Reputation: 175
I have a dataframe regarding residents divided by age in certain towns. In other words I have something like this
Town Aged18 Aged19 Aged20 Aged21 Aged22 Aged23 Aged24 Aged25 Total
Rome 2 3 5 10 15 25 20 18 98
Milan 15 19 21 25 25 20 35 15 175
Turin 14 8 8 10 15 25 24 6 110
Florence 10 15 15 10 25 10 5 5 95
Bologna 15 10 25 10 15 10 25 20 130
I want to create a new column indicating in which "age" column does the median of the distribution of residents fall for each town.
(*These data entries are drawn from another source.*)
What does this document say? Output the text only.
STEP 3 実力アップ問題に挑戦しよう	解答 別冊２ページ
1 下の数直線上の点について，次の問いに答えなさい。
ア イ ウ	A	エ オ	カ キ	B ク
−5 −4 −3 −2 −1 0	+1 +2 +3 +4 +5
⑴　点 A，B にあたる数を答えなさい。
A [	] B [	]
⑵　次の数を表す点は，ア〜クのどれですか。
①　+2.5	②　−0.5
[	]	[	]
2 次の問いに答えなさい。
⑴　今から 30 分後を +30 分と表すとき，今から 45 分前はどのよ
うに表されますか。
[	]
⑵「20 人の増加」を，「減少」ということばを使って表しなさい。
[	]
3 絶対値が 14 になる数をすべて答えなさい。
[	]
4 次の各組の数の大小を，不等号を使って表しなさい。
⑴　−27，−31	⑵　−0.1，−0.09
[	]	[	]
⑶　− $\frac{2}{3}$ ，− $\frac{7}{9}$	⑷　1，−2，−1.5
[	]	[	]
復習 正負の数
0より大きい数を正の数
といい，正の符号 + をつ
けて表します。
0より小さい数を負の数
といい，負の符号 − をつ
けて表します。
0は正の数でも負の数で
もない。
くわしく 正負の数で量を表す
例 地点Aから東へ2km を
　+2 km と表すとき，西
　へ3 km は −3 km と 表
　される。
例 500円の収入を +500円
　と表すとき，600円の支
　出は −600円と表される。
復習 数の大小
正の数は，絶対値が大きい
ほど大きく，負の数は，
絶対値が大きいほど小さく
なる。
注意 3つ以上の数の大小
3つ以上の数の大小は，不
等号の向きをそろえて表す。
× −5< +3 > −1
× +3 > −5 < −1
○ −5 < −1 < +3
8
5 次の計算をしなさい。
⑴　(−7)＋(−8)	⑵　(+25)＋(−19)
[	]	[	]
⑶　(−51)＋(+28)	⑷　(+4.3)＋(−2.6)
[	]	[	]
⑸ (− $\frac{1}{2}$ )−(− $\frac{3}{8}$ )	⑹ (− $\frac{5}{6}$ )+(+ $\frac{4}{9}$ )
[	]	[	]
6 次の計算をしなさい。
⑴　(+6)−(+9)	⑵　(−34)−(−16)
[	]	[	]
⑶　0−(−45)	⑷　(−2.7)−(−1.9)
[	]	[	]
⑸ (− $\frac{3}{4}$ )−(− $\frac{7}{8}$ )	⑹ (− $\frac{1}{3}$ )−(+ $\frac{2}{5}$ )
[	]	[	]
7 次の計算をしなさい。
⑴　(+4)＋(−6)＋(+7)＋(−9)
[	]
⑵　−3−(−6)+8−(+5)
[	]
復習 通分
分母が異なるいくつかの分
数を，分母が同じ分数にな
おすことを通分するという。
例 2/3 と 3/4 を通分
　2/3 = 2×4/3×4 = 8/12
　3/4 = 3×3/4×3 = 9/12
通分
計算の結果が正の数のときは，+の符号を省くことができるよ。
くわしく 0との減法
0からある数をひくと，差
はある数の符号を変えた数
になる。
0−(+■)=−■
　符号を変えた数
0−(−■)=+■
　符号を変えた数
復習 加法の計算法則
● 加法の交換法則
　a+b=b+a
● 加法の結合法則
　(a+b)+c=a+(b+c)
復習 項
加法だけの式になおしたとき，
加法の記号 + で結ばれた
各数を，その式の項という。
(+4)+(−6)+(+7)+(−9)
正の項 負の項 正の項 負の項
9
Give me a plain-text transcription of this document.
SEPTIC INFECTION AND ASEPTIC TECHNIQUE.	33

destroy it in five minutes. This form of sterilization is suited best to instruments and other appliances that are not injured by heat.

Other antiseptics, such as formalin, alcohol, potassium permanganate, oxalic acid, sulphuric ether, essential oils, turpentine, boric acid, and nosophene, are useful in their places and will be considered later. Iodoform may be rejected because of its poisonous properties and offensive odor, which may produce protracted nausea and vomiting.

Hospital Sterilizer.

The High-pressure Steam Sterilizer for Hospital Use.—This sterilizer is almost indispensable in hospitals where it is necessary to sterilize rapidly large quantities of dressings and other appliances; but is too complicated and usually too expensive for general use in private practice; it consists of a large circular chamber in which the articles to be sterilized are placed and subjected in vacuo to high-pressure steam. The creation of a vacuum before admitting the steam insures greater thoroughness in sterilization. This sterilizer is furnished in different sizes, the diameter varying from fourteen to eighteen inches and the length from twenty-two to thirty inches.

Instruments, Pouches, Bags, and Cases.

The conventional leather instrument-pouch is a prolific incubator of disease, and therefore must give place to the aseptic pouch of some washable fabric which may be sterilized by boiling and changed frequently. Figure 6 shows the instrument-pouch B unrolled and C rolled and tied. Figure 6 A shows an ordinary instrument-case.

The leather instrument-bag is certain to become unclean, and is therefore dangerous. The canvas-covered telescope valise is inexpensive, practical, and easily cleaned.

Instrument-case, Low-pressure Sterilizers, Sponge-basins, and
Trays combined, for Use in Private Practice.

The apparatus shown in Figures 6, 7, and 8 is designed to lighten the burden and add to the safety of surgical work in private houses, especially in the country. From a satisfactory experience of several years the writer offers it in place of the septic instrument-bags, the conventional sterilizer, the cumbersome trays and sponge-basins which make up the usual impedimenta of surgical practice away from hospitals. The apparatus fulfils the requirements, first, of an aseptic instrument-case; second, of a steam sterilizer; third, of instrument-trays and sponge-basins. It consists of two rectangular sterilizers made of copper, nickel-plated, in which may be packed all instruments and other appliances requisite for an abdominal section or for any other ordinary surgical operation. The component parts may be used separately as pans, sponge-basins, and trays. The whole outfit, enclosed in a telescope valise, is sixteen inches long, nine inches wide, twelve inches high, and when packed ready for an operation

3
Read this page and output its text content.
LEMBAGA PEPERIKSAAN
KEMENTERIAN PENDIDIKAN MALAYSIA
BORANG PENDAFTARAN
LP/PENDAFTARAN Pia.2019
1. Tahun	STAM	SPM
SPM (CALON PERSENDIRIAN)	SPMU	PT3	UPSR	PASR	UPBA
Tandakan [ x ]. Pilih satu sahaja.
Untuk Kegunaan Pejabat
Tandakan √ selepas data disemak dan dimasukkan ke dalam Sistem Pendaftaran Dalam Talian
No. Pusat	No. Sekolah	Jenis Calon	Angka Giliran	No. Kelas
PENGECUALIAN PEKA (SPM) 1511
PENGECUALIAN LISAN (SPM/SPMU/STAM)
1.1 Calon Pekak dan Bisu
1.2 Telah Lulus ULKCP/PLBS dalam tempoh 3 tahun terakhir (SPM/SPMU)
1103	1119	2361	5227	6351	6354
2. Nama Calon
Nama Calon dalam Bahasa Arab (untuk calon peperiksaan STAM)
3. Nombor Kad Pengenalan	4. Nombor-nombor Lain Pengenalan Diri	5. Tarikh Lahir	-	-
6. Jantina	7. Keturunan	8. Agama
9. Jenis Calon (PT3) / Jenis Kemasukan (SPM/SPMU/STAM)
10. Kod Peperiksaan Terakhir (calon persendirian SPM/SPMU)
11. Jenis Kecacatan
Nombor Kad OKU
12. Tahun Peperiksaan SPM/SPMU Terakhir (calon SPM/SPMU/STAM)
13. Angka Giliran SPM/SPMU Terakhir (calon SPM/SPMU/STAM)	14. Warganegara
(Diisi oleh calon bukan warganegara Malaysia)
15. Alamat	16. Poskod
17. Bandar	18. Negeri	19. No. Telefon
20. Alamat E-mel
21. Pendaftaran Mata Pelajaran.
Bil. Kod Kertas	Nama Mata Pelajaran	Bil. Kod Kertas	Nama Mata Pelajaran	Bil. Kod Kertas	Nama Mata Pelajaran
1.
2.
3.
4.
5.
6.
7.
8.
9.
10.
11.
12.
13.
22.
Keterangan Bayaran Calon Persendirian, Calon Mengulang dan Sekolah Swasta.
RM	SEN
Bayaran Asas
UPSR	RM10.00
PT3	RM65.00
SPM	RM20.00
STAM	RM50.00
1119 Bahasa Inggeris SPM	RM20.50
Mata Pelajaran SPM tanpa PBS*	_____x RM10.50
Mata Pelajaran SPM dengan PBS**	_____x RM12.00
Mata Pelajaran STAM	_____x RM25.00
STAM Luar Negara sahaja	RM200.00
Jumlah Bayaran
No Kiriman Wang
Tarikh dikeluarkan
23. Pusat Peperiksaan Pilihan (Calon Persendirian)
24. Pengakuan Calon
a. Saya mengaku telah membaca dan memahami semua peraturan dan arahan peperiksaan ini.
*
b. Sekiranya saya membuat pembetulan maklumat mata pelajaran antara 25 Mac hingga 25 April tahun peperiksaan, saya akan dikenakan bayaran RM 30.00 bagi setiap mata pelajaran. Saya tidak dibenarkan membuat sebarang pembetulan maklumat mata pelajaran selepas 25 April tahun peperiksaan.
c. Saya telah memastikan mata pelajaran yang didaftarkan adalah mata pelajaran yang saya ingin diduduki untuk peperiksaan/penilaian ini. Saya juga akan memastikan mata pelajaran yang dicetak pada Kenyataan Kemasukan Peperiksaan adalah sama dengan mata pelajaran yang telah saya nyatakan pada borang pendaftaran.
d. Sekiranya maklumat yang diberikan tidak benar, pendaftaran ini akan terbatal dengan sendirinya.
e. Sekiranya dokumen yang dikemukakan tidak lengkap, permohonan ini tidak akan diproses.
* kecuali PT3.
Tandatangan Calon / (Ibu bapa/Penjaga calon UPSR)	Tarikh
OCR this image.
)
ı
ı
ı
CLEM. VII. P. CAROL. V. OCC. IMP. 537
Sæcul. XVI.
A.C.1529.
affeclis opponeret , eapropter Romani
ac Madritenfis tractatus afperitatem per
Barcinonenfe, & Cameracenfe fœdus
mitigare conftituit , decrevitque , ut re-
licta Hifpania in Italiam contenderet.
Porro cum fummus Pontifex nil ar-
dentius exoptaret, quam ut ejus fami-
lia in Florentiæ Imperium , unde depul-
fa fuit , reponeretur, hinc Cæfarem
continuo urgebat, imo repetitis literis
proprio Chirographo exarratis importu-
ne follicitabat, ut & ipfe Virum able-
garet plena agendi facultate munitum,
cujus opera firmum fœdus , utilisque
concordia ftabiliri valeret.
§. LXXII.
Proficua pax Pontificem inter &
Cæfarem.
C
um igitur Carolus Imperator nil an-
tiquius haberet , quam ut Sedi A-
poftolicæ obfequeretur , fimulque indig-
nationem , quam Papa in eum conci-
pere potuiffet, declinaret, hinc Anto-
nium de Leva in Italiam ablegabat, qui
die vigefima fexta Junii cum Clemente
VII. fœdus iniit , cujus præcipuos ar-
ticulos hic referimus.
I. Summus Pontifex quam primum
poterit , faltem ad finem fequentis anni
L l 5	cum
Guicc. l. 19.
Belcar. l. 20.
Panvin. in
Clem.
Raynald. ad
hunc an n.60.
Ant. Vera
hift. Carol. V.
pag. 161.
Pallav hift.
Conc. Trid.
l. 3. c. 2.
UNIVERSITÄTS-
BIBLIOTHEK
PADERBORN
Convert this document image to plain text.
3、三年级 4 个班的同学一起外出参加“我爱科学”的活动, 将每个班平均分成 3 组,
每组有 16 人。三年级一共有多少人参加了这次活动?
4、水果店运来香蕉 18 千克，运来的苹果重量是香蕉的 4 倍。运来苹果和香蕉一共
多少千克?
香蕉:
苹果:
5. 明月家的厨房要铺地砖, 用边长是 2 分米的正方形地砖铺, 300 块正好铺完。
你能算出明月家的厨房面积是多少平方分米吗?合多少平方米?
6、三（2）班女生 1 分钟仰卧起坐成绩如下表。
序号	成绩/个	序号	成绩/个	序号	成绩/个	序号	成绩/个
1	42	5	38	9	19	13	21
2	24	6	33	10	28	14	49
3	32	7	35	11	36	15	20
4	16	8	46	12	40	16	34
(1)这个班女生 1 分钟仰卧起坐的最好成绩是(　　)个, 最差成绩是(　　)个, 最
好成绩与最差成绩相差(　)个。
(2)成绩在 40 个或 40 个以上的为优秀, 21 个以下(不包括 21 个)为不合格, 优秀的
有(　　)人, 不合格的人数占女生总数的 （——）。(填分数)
In other words I want to create something like this
Town Aged18 Aged19 Aged20 Aged21 Aged22 Aged23 Aged24 Aged25 Total Median
Rome 2 3 5 10 15 25 20 18 98 23
Milan 15 19 21 25 25 20 35 15 175 22
Turin 14 8 8 10 15 25 24 6 110 22,5
Florence 10 15 15 10 25 10 5 5 95 21
Bologna 15 10 25 10 15 10 25 20 130 22
Strictly speaking I want to create a loop which sums the content of each column until we reach the median position, which, if column's total is odd, corresponds to (n+1)/2, while, if it is even, it corresponds to (n/2+(n+1)/2)/2. This latter is the case of Turin in my dataframe, where I am averaging between 22 and 23 since they correspond to the columns where the 55th (110/2) and the 56th (111/2) observations are contained respectively.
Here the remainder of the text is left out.